Una pedanía en el corazón del Barranco del Río Dulce, donde el territorio enseña lo que los libros no siempre cuentan.

La Cabrera se asienta en el fondo de un barranco. Literalmente. La hoz del río Dulce la abraza y la protege, y ese enclave condiciona todo: la luz, el sonido, el ritmo, la forma en que el tiempo transcurre aquí. Cruce histórico del Camino de Santiago, la Ruta de la Lana y el Camino del Cid, con una iglesia románica y un puente de origen romano que el río sigue lamiendo como siempre. A 6 kilómetros de Sigüenza y a poco más de 120 de Madrid. Cerca de todo lo que se necesita, y al mismo tiempo en otro mundo.

El pasado

Los mayores que vivieron aquí recuerdan un ecosistema completamente vivo y autosuficiente. Recuerdan el ganado paseando por las calles, los vecinos trillando en la era, el molino usando el agua del río para partir el grano, el reparto equitativo del pastoreo, un responsable por familia sacando el ganado cada día. Recuerdan los refugios donde las cabras se resguardaban, la riada, el puerto romano, la casa del maestro, la escuela, el horno del pueblo, hoy convertido en peña de la asociación de vecinos. Recuerdan un uso sabio de la madera de chopo, un sonido distinto, una forma de habitar que conocía bien sus límites y sus abundancias.
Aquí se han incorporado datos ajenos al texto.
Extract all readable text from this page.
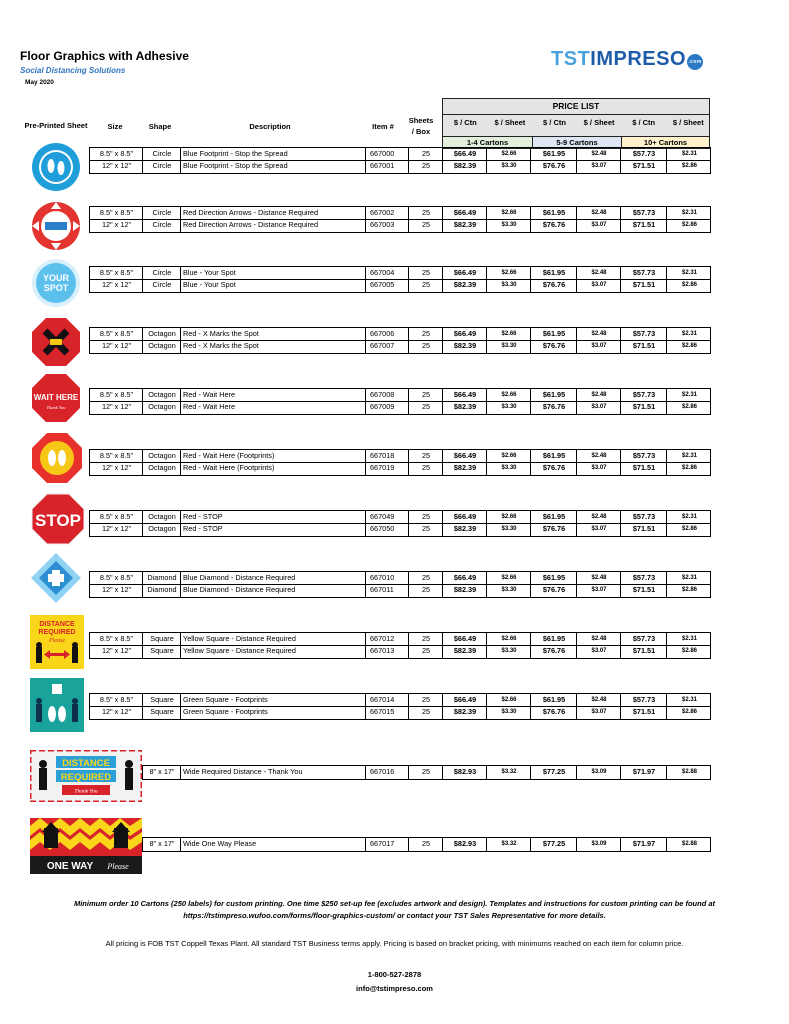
Floor Graphics with Adhesive
Social Distancing Solutions
May 2020
TSTIMPRESO .com
Pre-Printed Sheet	Size	Shape	Description	Item #
Sheets / Box
PRICE LIST
$ / Ctn	$ / Sheet	$ / Ctn	$ / Sheet	$ / Ctn	$ / Sheet
1-4 Cartons	5-9 Cartons	10+ Cartons
YOUR
SPOT
WAIT HERE
Thank You
STOP
DISTANCE
REQUIRED
Please
DISTANCE
REQUIRED
Thank You
ONE WAY Please
8.5" x 8.5"	Circle	Blue Footprint - Stop the Spread	667000	25	$66.49	$2.66	$61.95	$2.48	$57.73	$2.31
12" x 12"	Circle	Blue Footprint - Stop the Spread	667001	25	$82.39	$3.30	$76.76	$3.07	$71.51	$2.86
8.5" x 8.5"	Circle	Red Direction Arrows - Distance Required	667002	25	$66.49	$2.66	$61.95	$2.48	$57.73	$2.31
12" x 12"	Circle	Red Direction Arrows - Distance Required	667003	25	$82.39	$3.30	$76.76	$3.07	$71.51	$2.86
8.5" x 8.5"	Circle	Blue - Your Spot	667004	25	$66.49	$2.66	$61.95	$2.48	$57.73	$2.31
12" x 12"	Circle	Blue - Your Spot	667005	25	$82.39	$3.30	$76.76	$3.07	$71.51	$2.86
8.5" x 8.5"	Octagon Red - X Marks the Spot	667006	25	$66.49	$2.66	$61.95	$2.48	$57.73	$2.31
12" x 12"	Octagon Red - X Marks the Spot	667007	25	$82.39	$3.30	$76.76	$3.07	$71.51	$2.86
8.5" x 8.5"	Octagon Red - Wait Here	667008	25	$66.49	$2.66	$61.95	$2.48	$57.73	$2.31
12" x 12"	Octagon Red - Wait Here	667009	25	$82.39	$3.30	$76.76	$3.07	$71.51	$2.86
8.5" x 8.5"	Octagon Red - Wait Here (Footprints)	667018	25	$66.49	$2.66	$61.95	$2.48	$57.73	$2.31
12" x 12"	Octagon Red - Wait Here (Footprints)	667019	25	$82.39	$3.30	$76.76	$3.07	$71.51	$2.86
8.5" x 8.5"	Octagon Red - STOP	667049	25	$66.49	$2.66	$61.95	$2.48	$57.73	$2.31
12" x 12"	Octagon Red - STOP	667050	25	$82.39	$3.30	$76.76	$3.07	$71.51	$2.86
8.5" x 8.5"	Diamond Blue Diamond - Distance Required	667010	25	$66.49	$2.66	$61.95	$2.48	$57.73	$2.31
12" x 12"	Diamond Blue Diamond - Distance Required	667011	25	$82.39	$3.30	$76.76	$3.07	$71.51	$2.86
8.5" x 8.5"	Square	Yellow Square - Distance Required	667012	25	$66.49	$2.66	$61.95	$2.48	$57.73	$2.31
12" x 12"	Square	Yellow Square - Distance Required	667013	25	$82.39	$3.30	$76.76	$3.07	$71.51	$2.86
8.5" x 8.5"	Square	Green Square - Footprints	667014	25	$66.49	$2.66	$61.95	$2.48	$57.73	$2.31
12" x 12"	Square	Green Square - Footprints	667015	25	$82.39	$3.30	$76.76	$3.07	$71.51	$2.86
8" x 17"	Wide Required Distance - Thank You	667016	25	$82.93	$3.32	$77.25	$3.09	$71.97	$2.88
8" x 17"	Wide One Way Please	667017	25	$82.93	$3.32	$77.25	$3.09	$71.97	$2.88
Minimum order 10 Cartons (250 labels) for custom printing. One time $250 set-up fee (excludes artwork and design). Templates and instructions for custom printing can be found at
https://tstimpreso.wufoo.com/forms/floor-graphics-custom/ or contact your TST Sales Representative for more details.
All pricing is FOB TST Coppell Texas Plant. All standard TST Business terms apply. Pricing is based on bracket pricing, with minimums reached on each item for column price.
1-800-527-2878
info@tstimpreso.com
Durante la guerra civil, cuentan, aquí nunca faltó el alimento. Incluso venían de fuera a extraer recursos, y los vecinos aprendieron a guardar y proteger su acopio para asegurar su propia subsistencia. La comunidad como sistema de cuidado.

El presente

Hoy La Cabrera tiene menos de diez habitantes fijos. En los meses más fríos del invierno, apenas cinco personas mantienen el pulso diario del lugar. Y sin embargo, hay una vida que respira de otra manera. Vecinos recurrentes de lugares cercanos llegan casi todos los fines de semana, formando una pequeña familia de quince o veinte personas que conocen cada rincón, cada vecino, cada estación. En agosto, durante las fiestas, esa misma plaza donde antes se trillaba puede reunir a doscientas personas alrededor de una paella popular.

Seis meses al año, el silencio humano cede el espacio auditivo a los pájaros, los corzos y los zorros. Al atardecer, los buitres leonados inundan los cielos de las laderas, los mismos cielos que Félix Rodríguez de la Fuente eligió como escenario para sus documentales, y donde hoy se puede visitar el mirador en su homenaje y las casetas donde guardaba sus equipos. Los fines de semana de primavera y otoño, caminantes, senderistas y ciclistas recorren las orillas del Dulce, atraídos también por el olor de las carnes del Balcón del Dulce, el restaurante que abre cuando el lugar lo pide.

Desde aquí

Este ritmo estacional no es un problema a resolver. Es la naturaleza del lugar hablando. Y aprender a habitarlo, con todo lo que implica de pausa, escucha y presencia, es parte de lo que La Cabrera nos ha enseñado desde que llegamos a vivir aquí. Un territorio que guarda memoria viva, que sabe de autosuficiencia y de comunidad, y desde el que hoy exploramos nuevas formas de habitar, colaborar y generar impacto.